LMT shares rose 1.6% on the stock market today.
Lockheed describes the suit, named Fortis, as "an unpowered, lightweight exoskeleton that increases an operator's strength and endurance by transferring the weight of heavy loads from the user's body directly to the ground."
The defense and aerospace giant says that the exoskeleton, which moves naturally with the body, allows operators to hold objects up to 36 pounds effortlessly, using a mechanical arm built by Equipois using the brand name zeroG.
The gear boasts the ability to reduce muscle fatigue by 300% and increase productivity by two to 27 times.
But unlike Tony Stark's shiny red and gold armor, the Fortis doesn't enable flight or cover the entire body.
Instead, it straps onto the wearer like a backpack. The arm tool attaches to a belted waist, where metal beams brace the outer legs with supports at the shins and feet.

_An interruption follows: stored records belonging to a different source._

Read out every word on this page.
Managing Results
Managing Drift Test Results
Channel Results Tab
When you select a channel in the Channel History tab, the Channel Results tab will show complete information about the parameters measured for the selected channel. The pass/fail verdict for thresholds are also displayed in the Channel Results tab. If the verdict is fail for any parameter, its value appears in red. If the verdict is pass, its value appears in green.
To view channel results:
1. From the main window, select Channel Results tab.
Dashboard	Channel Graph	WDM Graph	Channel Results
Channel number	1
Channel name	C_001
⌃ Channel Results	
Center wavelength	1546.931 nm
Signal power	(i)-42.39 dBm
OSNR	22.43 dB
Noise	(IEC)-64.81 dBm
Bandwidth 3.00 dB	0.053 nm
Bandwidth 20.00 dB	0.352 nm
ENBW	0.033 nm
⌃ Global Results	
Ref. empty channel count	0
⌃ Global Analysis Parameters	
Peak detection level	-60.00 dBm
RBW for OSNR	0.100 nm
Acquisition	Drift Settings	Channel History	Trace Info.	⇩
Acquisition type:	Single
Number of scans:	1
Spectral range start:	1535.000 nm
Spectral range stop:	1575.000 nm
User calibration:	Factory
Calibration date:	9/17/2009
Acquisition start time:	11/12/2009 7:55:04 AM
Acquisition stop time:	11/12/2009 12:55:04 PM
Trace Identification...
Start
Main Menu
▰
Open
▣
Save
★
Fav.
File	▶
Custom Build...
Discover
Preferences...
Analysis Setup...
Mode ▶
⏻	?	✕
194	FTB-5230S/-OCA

The U.S. Navy will test the gear for hand-tool use at its shipyards.
"Ship maintenance often requires use of heavy tools, such as grinders, riveters or sandblasters," said Adam Miller, director of new initiatives at Lockheed Martin Missiles and Fire Control, in a press release Monday.
"Those tools take a toll on operators due to the tools' weight and the tight areas where they are sometimes used."
Though this contract is to evaluate the Fortis for the Navy's industrial use, Lockheed says that it is developing exoskeleton systems for military applications as well.
The Maryland-based firm has been investing in exoskeleton R&D for more than five years.
Last September, U.S. Special Operations Command posted a broad agency announcement looking for technology contributors for its Tactical Assault Light Operator Suit (TALOS) for use by special ops forces.
TALOS-related technologies include advanced armor, mobility and agility, situational awareness and combat ready displays.
Lockheed, Raytheon (NYSE:RTN), General Dynamics (NYSE:GD) and even Legacy Effects, the creator of Iron Man's suit for the Marvel movies, are all working on military exoskeletons for Special Operations Command.